Friday, February 13, 2026

Love Me Love Me: Movie Review



An Italian movie, starring primarily Italian actors, set at an Italian private school, and all the characters speak stilted English. Why? The movie makes a lame excuse that the school encourages English, but since when do teenagers do what schools ask of them especially outside of school? I suspect the real reason is because Americans don’t read subtitles so if an international romance is in English then it’s a much easier sell for Prime Video.   2026

Directed by: Roger Kumble

Screenplay by: Veronica Galli, Serena Tateo

Starring: Mia Jenkins, Pepe Barroso

The reason this is a problem is because purposely stilted dialogue leads to purposely stilted acting. Good chemistry is much easier to find when the acting is good. June and James have decent chemistry since Pepe Barroso channels Jacob Elordi effectively, but June and Will have zero chemistry. A love triangle doesn’t work when one side of it is non-existent.

June (Mia Jenkins) is a British transfer student (she actually does speak English, it’s the rest of the characters who shouldn’t), a good girl, who instantly falls for the good boy Will (Luca Melucci) because they can both quote Shakespeare. Meanwhile bad boy James has that reputation because he likes being antagonistic. All of the other boys, including Will, are shown as being scared of him, and then insist that he’s a good friend. That is a common trait among girls, but it’s uncommon behaviour among boys. Anyways bad boy James introduces himself to June by dragging her into the boys locker room, stripping down in front of her, and then getting her to do his laundry. The entire movie is like that, June and James about to get hot and heavy but then never actually do anything. There is a provocative sexiness to this movie that can be appealing, but it belongs in a better movie.

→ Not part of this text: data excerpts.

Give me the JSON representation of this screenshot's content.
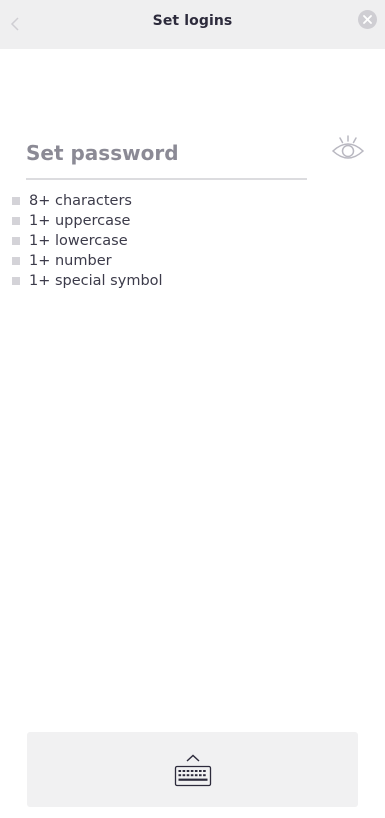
{
  "header": {
    "title": "Set logins"
  },
  "password": {
    "placeholder": "Set password",
    "value": ""
  },
  "requirements": [
    {
      "label": "8+ characters"
    },
    {
      "label": "1+ uppercase"
    },
    {
      "label": "1+ lowercase"
    },
    {
      "label": "1+ number"
    },
    {
      "label": "1+ special symbol"
    }
  ],
  "icons": {
    "back": "chevron-left-icon",
    "close": "close-icon",
    "toggle_visibility": "eye-icon",
    "keyboard": "keyboard-icon"
  },
  "colors": {
    "header_bg": "#efeff0",
    "title": "#2d2b3c",
    "placeholder": "#8b8a95",
    "text": "#3c3b4a",
    "muted_icon": "#cfced3",
    "marker": "#d4d3d8"
  }
}
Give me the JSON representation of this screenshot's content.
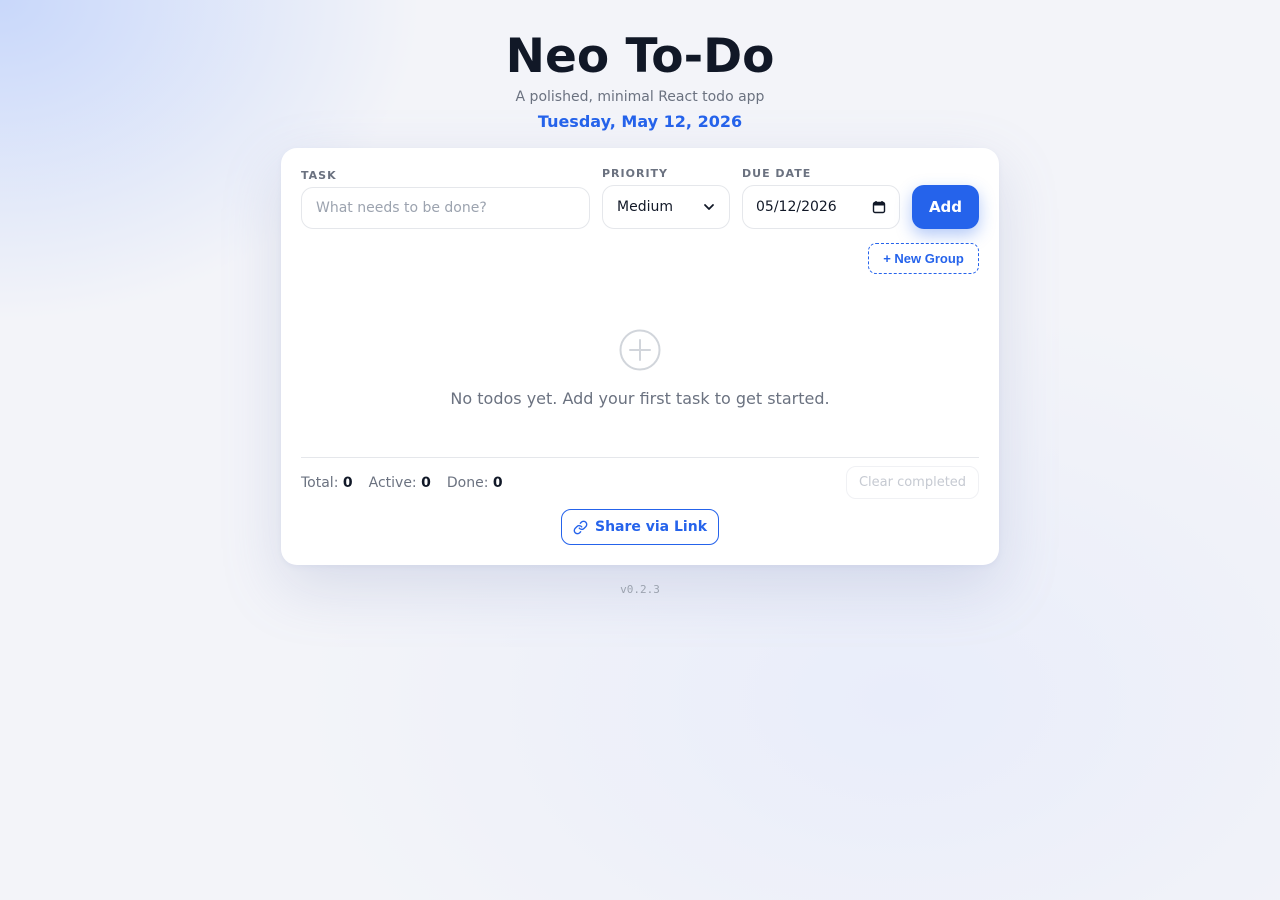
{
  "header": {
    "title": "Neo To-Do",
    "subtitle": "A polished, minimal React todo app",
    "date": "Tuesday, May 12, 2026"
  },
  "form": {
    "task_label": "TASK",
    "task_placeholder": "What needs to be done?",
    "task_value": "",
    "priority_label": "PRIORITY",
    "priority_value": "Medium",
    "due_date_label": "DUE DATE",
    "due_date_value": "05/12/2026",
    "add_label": "Add",
    "new_group_label": "+ New Group"
  },
  "empty_state": {
    "icon": "plus-circle-icon",
    "message": "No todos yet. Add your first task to get started."
  },
  "stats": {
    "total_label": "Total:",
    "total_value": "0",
    "active_label": "Active:",
    "active_value": "0",
    "done_label": "Done:",
    "done_value": "0"
  },
  "actions": {
    "clear_completed_label": "Clear completed",
    "share_label": "Share via Link",
    "share_icon": "link-icon"
  },
  "footer": {
    "version": "v0.2.3"
  },
  "colors": {
    "accent": "#2563eb",
    "title": "#111827",
    "muted": "#6b7280"
  }
}
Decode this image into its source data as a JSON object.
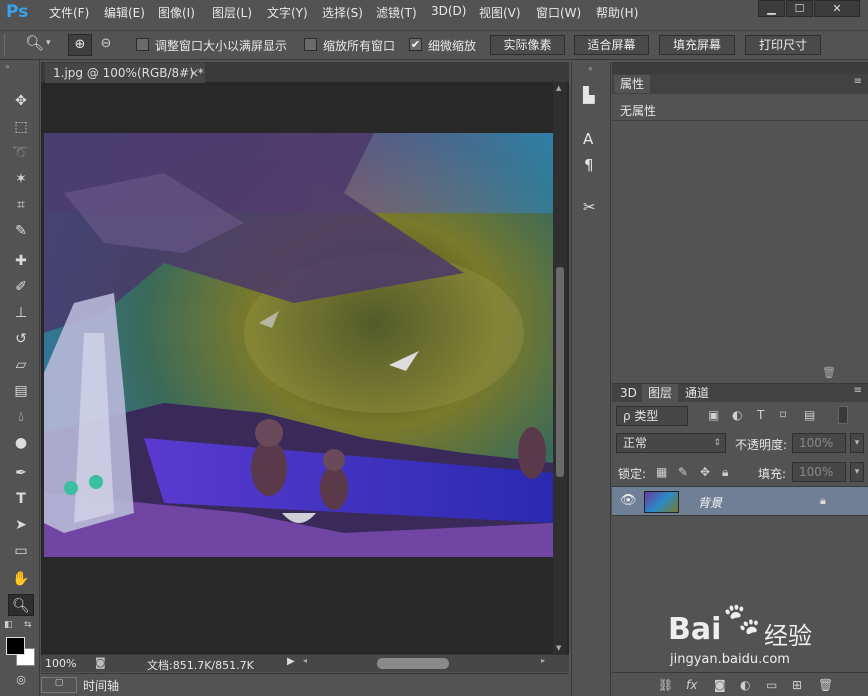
{
  "app": {
    "logo": "Ps",
    "menus": [
      "文件(F)",
      "编辑(E)",
      "图像(I)",
      "图层(L)",
      "文字(Y)",
      "选择(S)",
      "滤镜(T)",
      "3D(D)",
      "视图(V)",
      "窗口(W)",
      "帮助(H)"
    ],
    "window_buttons": [
      "▁",
      "☐",
      "✕"
    ]
  },
  "options": {
    "resize_windows_label": "调整窗口大小以满屏显示",
    "zoom_all_label": "缩放所有窗口",
    "scrubby_zoom_label": "细微缩放",
    "actual_pixels": "实际像素",
    "fit_screen": "适合屏幕",
    "fill_screen": "填充屏幕",
    "print_size": "打印尺寸",
    "resize_windows_checked": false,
    "zoom_all_checked": false,
    "scrubby_zoom_checked": true
  },
  "document": {
    "tab_title": "1.jpg @ 100%(RGB/8#) *",
    "tab_close": "×",
    "zoom": "100%",
    "doc_info": "文档:851.7K/851.7K"
  },
  "timeline": {
    "label": "时间轴"
  },
  "properties": {
    "tab": "属性",
    "content": "无属性"
  },
  "layers": {
    "tabs": [
      "3D",
      "图层",
      "通道"
    ],
    "filter_kind": "ρ 类型",
    "blend_mode": "正常",
    "opacity_label": "不透明度:",
    "opacity_value": "100%",
    "lock_label": "锁定:",
    "fill_label": "填充:",
    "fill_value": "100%",
    "items": [
      {
        "name": "背景",
        "visible": true,
        "locked": true
      }
    ]
  },
  "watermark": {
    "brand": "Bai",
    "brand2": "经验",
    "url": "jingyan.baidu.com"
  },
  "colors": {
    "ui_bg": "#535353",
    "doc_bg": "#282828",
    "accent": "#3aa0e8"
  }
}
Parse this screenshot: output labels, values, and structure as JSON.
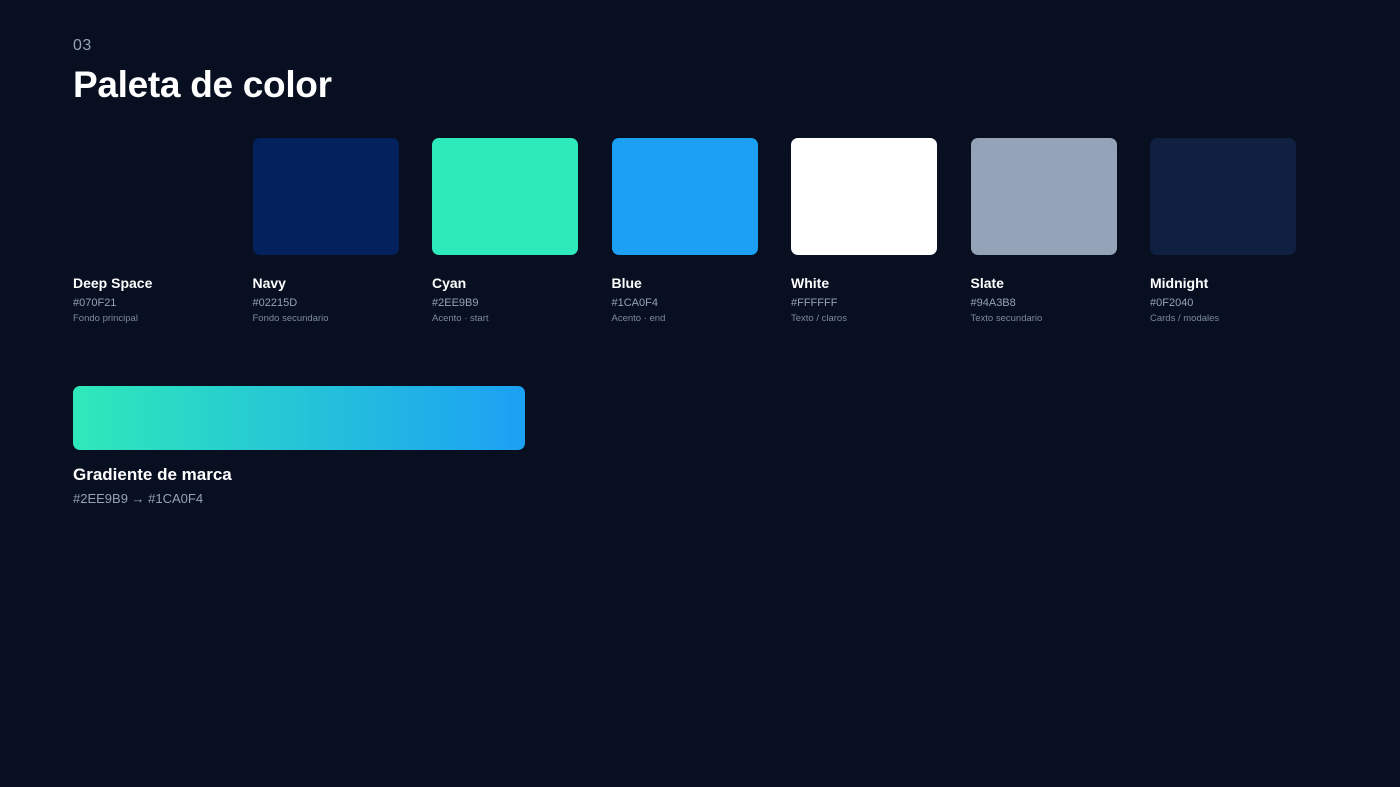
{
  "section": {
    "number": "03",
    "title": "Paleta de color"
  },
  "palette": [
    {
      "name": "Deep Space",
      "hex": "#070F21",
      "usage": "Fondo principal",
      "color": "#070F21"
    },
    {
      "name": "Navy",
      "hex": "#02215D",
      "usage": "Fondo secundario",
      "color": "#02215D"
    },
    {
      "name": "Cyan",
      "hex": "#2EE9B9",
      "usage": "Acento · start",
      "color": "#2EE9B9"
    },
    {
      "name": "Blue",
      "hex": "#1CA0F4",
      "usage": "Acento · end",
      "color": "#1CA0F4"
    },
    {
      "name": "White",
      "hex": "#FFFFFF",
      "usage": "Texto / claros",
      "color": "#FFFFFF"
    },
    {
      "name": "Slate",
      "hex": "#94A3B8",
      "usage": "Texto secundario",
      "color": "#94A3B8"
    },
    {
      "name": "Midnight",
      "hex": "#0F2040",
      "usage": "Cards / modales",
      "color": "#0F2040"
    }
  ],
  "gradient": {
    "name": "Gradiente de marca",
    "stops_label": "#2EE9B9 → #1CA0F4",
    "start_color": "#2EE9B9",
    "end_color": "#1CA0F4"
  }
}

This movie has a specific setting but doesn’t really do anything with it. The private school is introduced as being for the richest of the rich, the most privileged, filled with teenage influencers, but other than making an AI video and spreading it around, there is no commentary on these characters. Making them filthy rich for no reason other than making it easier to get away with nice clothes? When June first arrives new friends ask her if she’s a scholarship kid, but then they interrupt themselves and tell her not to answer it. The movie does not bother answering it. We have no clue why or how June is at this school.

There is a sub-plot which keeps the film together about June’s brother who died, involving drugs and a car accident. It’s handled well and is a necessary emotional arc even if the main characters aren’t capable of showing emotion.

Good girl, bad boy romances are a dime a dozen, and while there is passion here to help drive a budding coming of sexual age story, this is not a well produced movie.